Tuesday, October 04, 2005

Learning Light Saber from Yoda

This past weekend my martial arts school sponsored a couple of seminars with our Great Grandmaster, Wong Gong. He's the highest ranking sifu in the system that i study (Choy Li Fut kung fu). He's a small man, and at 78 he's not quite the athlete he probably once was, though he's still amazingly spry and fit. But he has an undeniable presence. He speaks little English, but he has such remarkably expressive movements that groups of people at the seminars would break into applause when he'd nonchalantly toss off a tough maneuver, or they'd laugh when he'd speed through a long series of moves that he obviously realized nobody could duplicate.

Unlike most sports, there is no retirement from the martial arts, and it seems almost supernatural to see a man who's been doing something at a world class level for 60 years. The comparison to Yoda is inevitable. At this stage, he has a very refined economy of movement and such complete balance and stability that he looks as natural doing a form as he does walking.

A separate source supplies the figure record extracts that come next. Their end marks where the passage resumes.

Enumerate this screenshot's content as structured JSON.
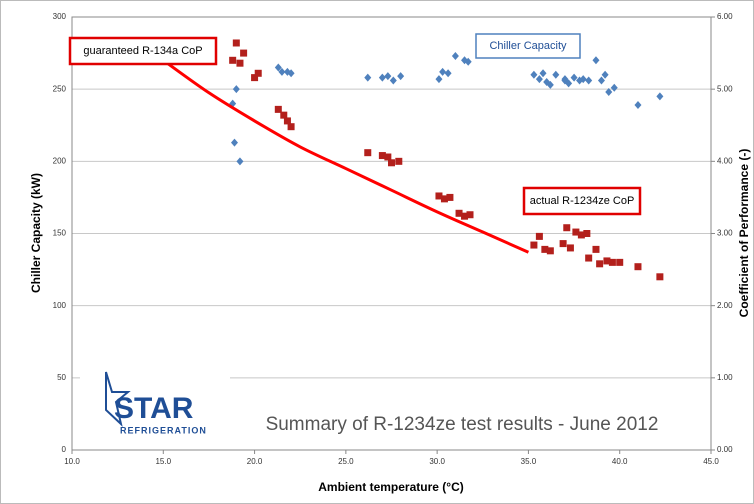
{
  "chart_data": {
    "type": "scatter",
    "title": "Summary of R-1234ze test results - June 2012",
    "x_label": "Ambient temperature (°C)",
    "y_label": "Chiller Capacity (kW)",
    "y2_label": "Coefficient of Performance (-)",
    "logo": {
      "name": "STAR",
      "tagline": "REFRIGERATION"
    },
    "xlim": [
      10,
      45
    ],
    "xticks": [
      {
        "value": 10,
        "label": "10.0"
      },
      {
        "value": 15,
        "label": "15.0"
      },
      {
        "value": 20,
        "label": "20.0"
      },
      {
        "value": 25,
        "label": "25.0"
      },
      {
        "value": 30,
        "label": "30.0"
      },
      {
        "value": 35,
        "label": "35.0"
      },
      {
        "value": 40,
        "label": "40.0"
      },
      {
        "value": 45,
        "label": "45.0"
      }
    ],
    "ylim": [
      0,
      300
    ],
    "yticks": [
      0,
      50,
      100,
      150,
      200,
      250,
      300
    ],
    "y2lim": [
      0,
      6
    ],
    "y2ticks": [
      {
        "value": 0,
        "label": "0.00"
      },
      {
        "value": 1,
        "label": "1.00"
      },
      {
        "value": 2,
        "label": "2.00"
      },
      {
        "value": 3,
        "label": "3.00"
      },
      {
        "value": 4,
        "label": "4.00"
      },
      {
        "value": 5,
        "label": "5.00"
      },
      {
        "value": 6,
        "label": "6.00"
      }
    ],
    "grid": true,
    "series": [
      {
        "name": "Chiller Capacity",
        "color": "#4f81bd",
        "marker": "diamond",
        "axis": "y",
        "x": [
          18.8,
          18.9,
          19,
          19.2,
          21.3,
          21.5,
          21.8,
          22,
          26.2,
          27,
          27.3,
          27.6,
          28,
          30.1,
          30.3,
          30.6,
          31,
          31.5,
          31.7,
          35.3,
          35.6,
          35.8,
          36,
          36.2,
          36.5,
          37,
          37,
          37.2,
          37.5,
          37.8,
          38,
          38.3,
          38.7,
          39,
          39.2,
          39.4,
          39.7,
          41,
          42.2
        ],
        "values": [
          240,
          213,
          250,
          200,
          265,
          262,
          262,
          261,
          258,
          258,
          259,
          256,
          259,
          257,
          262,
          261,
          273,
          270,
          269,
          260,
          257,
          261,
          255,
          253,
          260,
          257,
          256,
          254,
          258,
          256,
          257,
          256,
          270,
          256,
          260,
          248,
          251,
          239,
          245
        ]
      },
      {
        "name": "actual R-1234ze CoP",
        "color": "#b3201c",
        "marker": "square",
        "axis": "y2",
        "x": [
          18.8,
          19,
          19.2,
          19.4,
          20,
          20.2,
          21.3,
          21.6,
          21.8,
          22,
          26.2,
          27,
          27.3,
          27.5,
          27.9,
          30.1,
          30.4,
          30.7,
          31.2,
          31.5,
          31.8,
          35.3,
          35.6,
          35.9,
          36.2,
          36.9,
          37.1,
          37.3,
          37.6,
          37.9,
          38.2,
          38.3,
          38.7,
          38.9,
          39.3,
          39.6,
          40,
          41,
          42.2
        ],
        "values": [
          5.4,
          5.64,
          5.36,
          5.5,
          5.16,
          5.22,
          4.72,
          4.64,
          4.56,
          4.48,
          4.12,
          4.08,
          4.06,
          3.98,
          4.0,
          3.52,
          3.48,
          3.5,
          3.28,
          3.24,
          3.26,
          2.84,
          2.96,
          2.78,
          2.76,
          2.86,
          3.08,
          2.8,
          3.02,
          2.98,
          3.0,
          2.66,
          2.78,
          2.58,
          2.62,
          2.6,
          2.6,
          2.54,
          2.4
        ]
      },
      {
        "name": "guaranteed R-134a CoP",
        "color": "#ff0000",
        "marker": "line",
        "axis": "y2",
        "x": [
          15,
          17.5,
          20,
          22.5,
          25,
          27.5,
          30,
          32.5,
          35
        ],
        "values": [
          5.4,
          4.95,
          4.56,
          4.2,
          3.9,
          3.6,
          3.3,
          3.02,
          2.74
        ]
      }
    ]
  }
}
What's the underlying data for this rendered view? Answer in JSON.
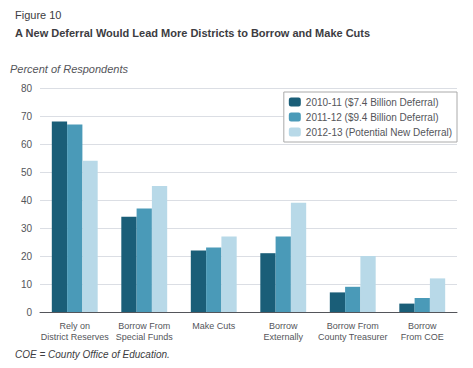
{
  "chart_data": {
    "type": "bar",
    "subtitle": "Figure 10",
    "title": "A New Deferral Would Lead More Districts to Borrow and Make Cuts",
    "ylabel": "Percent of Respondents",
    "annotations": [
      "COE = County Office of Education."
    ],
    "categories": [
      "Rely on\nDistrict Reserves",
      "Borrow From\nSpecial Funds",
      "Make Cuts",
      "Borrow\nExternally",
      "Borrow From\nCounty Treasurer",
      "Borrow\nFrom COE"
    ],
    "series": [
      {
        "name": "2010-11 ($7.4 Billion Deferral)",
        "color": "#1a5e78",
        "values": [
          68,
          34,
          22,
          21,
          7,
          3
        ]
      },
      {
        "name": "2011-12 ($9.4 Billion Deferral)",
        "color": "#4a9ab8",
        "values": [
          67,
          37,
          23,
          27,
          9,
          5
        ]
      },
      {
        "name": "2012-13 (Potential New Deferral)",
        "color": "#b8d9e8",
        "values": [
          54,
          45,
          27,
          39,
          20,
          12
        ]
      }
    ],
    "ylim": [
      0,
      80
    ],
    "yticks": [
      0,
      10,
      20,
      30,
      40,
      50,
      60,
      70,
      80
    ],
    "grid": true,
    "legend": "upper right"
  }
}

He also performed at our annual exhibition, which was interesting this year since there were 5 generations of sifus. It's both inspiring and a bit depressing to see how good some of these folks are. I've always been a fair athlete-- i've got decent eye-hand coordination and i've never been too out of shape-- but there's stuff these people can do that i just can't do. The fact that almost nobody else can do them either isn't that much consolation.